Devlet Teşvikleri ve İşçi Çıkarma İddiaları
Evrensel Gazetesi'nin haberine göre, Ülker Bisküvi'ye son iki yılda devlet tarafından sağlanan teşvik ve vergi avantajı 511 milyon TL'yi buldu. Şirketin istihdam teşviki aldığı 2024 yılında işçi sayısını bin 712 azalttığı öne sürülüyor. Bu durum, şirketin teşvikleri amacı dışında kullandığı yönünde eleştirilere neden oluyor.
Ülker'in aldığı teşvikler arasında şunlar bulunuyor:
- Vergi ve sigorta primi teşvikleri
- Enerji desteği
- Yatırımlara bedelsiz arsa ve arazi temini
- ARGE teşvikleri
Şirketin Karaman fabrikası için de yüklü miktarda teşvik aldığı belirtiliyor. Toplam 543.6 milyon TL tutarındaki yatırım için bugüne kadar beş ayrı tarihte yatırım teşvik belgesi alındı. Bu belgeler kapsamında 158.6 milyon TL tutarında vergi indiriminden yararlanıldı.

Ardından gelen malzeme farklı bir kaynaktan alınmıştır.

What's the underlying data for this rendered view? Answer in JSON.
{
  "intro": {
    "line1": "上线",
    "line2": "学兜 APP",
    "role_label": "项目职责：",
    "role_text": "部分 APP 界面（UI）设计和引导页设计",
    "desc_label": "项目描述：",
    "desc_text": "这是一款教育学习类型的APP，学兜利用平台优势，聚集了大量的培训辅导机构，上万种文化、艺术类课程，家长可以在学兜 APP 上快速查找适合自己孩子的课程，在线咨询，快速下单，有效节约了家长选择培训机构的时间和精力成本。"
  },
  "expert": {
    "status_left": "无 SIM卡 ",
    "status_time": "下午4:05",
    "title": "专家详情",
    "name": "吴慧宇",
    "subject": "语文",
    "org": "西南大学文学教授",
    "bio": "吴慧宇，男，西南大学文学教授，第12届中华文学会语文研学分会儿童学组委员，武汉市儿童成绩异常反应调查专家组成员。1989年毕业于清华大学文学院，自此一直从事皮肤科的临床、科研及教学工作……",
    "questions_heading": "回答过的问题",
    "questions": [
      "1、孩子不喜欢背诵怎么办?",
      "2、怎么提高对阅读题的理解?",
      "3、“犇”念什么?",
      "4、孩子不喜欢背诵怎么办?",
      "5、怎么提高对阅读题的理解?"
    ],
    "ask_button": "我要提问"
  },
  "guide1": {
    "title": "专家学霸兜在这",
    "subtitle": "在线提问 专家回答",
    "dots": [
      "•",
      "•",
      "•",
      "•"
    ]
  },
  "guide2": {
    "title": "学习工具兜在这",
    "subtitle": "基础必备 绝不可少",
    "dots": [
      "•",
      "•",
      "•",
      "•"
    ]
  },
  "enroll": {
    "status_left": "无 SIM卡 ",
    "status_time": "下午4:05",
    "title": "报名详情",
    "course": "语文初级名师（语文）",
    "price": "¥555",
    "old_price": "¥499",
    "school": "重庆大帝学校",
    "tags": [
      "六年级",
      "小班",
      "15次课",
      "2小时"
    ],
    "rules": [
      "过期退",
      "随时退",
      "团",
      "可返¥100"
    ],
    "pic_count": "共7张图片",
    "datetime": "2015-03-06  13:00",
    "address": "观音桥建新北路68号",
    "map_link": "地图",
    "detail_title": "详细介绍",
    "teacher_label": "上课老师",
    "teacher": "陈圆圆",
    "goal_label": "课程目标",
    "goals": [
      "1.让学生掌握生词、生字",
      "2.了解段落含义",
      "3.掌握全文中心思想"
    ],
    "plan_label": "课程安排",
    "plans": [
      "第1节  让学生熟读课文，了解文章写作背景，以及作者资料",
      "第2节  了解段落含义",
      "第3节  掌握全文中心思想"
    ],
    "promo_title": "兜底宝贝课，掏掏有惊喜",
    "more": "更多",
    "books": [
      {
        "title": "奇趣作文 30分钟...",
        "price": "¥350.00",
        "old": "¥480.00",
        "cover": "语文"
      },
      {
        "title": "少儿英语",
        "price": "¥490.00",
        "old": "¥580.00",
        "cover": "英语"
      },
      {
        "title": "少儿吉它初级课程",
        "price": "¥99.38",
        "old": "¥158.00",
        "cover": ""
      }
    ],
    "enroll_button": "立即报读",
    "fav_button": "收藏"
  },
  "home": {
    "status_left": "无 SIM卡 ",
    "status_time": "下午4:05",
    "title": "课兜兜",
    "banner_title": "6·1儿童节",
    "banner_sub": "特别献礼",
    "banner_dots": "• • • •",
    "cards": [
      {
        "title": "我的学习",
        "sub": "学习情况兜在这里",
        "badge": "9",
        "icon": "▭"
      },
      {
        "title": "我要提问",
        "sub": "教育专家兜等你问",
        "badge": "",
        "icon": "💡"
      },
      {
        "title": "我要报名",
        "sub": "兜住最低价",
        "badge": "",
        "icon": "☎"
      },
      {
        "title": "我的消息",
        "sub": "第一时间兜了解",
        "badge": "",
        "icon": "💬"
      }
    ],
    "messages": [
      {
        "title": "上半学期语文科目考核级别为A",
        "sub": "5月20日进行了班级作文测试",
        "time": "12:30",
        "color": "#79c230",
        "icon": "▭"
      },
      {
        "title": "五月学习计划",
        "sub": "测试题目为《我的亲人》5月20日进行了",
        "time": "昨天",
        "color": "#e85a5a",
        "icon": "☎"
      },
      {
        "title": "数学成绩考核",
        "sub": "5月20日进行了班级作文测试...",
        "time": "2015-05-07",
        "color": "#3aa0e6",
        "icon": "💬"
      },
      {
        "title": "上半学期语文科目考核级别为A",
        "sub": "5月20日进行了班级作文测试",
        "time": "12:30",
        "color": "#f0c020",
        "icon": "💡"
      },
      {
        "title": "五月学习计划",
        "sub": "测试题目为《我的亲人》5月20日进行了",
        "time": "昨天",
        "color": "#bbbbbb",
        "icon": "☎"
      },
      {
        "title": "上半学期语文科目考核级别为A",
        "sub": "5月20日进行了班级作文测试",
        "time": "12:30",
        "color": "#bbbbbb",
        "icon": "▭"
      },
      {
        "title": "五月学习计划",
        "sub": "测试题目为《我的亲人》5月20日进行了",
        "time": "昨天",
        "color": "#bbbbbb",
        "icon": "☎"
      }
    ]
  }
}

Kâr Artışı ve İşçi Başına Düşen Kâr
Şirketin kârının ise 2024'te 8 milyar TL, 2023'te 6 milyar TL olduğu belirtilirken, işçi başı kârın bir yılda yüzde 55 arttığı iddia edildi. Bu durum, şirketin işçi çıkarma kararının kâr odaklı olduğu yönündeki iddiaları güçlendiriyor. İşçi başı kâr, 2023 yılında 501 bin 420 TL iken, 2024 yılında 780 bin 183 liraya yükseldi.
Murat Ülker'in kişisel serveti de dikkat çekiyor. Forbes'un küresel milyarderler listesine göre, Ülker'in serveti 5.5 milyar dolar seviyesinde bulunuyor. Bu durum, şirketin aldığı teşviklerin ve işçi çıkarma kararının yarattığı tepkileri daha da artırıyor.
Sonuç
Ülker'e sağlanan devlet teşvikleri ve şirketin işçi çıkarma kararı, Türkiye'deki ekonomik dengesizlikleri ve teşvik politikalarının etkinliğini sorgulatıyor. Şirketin kârının artması ve işçi başı kârın yükselmesi, işçi çıkarmaların kâr odaklı olduğu yönündeki eleştirileri destekliyor. Bu durum, devletin teşvik politikalarını yeniden gözden geçirmesi ve şirketlerin sosyal sorumluluklarını yerine getirmesi gerektiği yönünde bir beklenti oluşturuyor. Bu gelişmeler, Türkiye'deki işçi hakları ve ekonomik adalet konularında daha geniş bir tartışmayı da beraberinde getirebilir.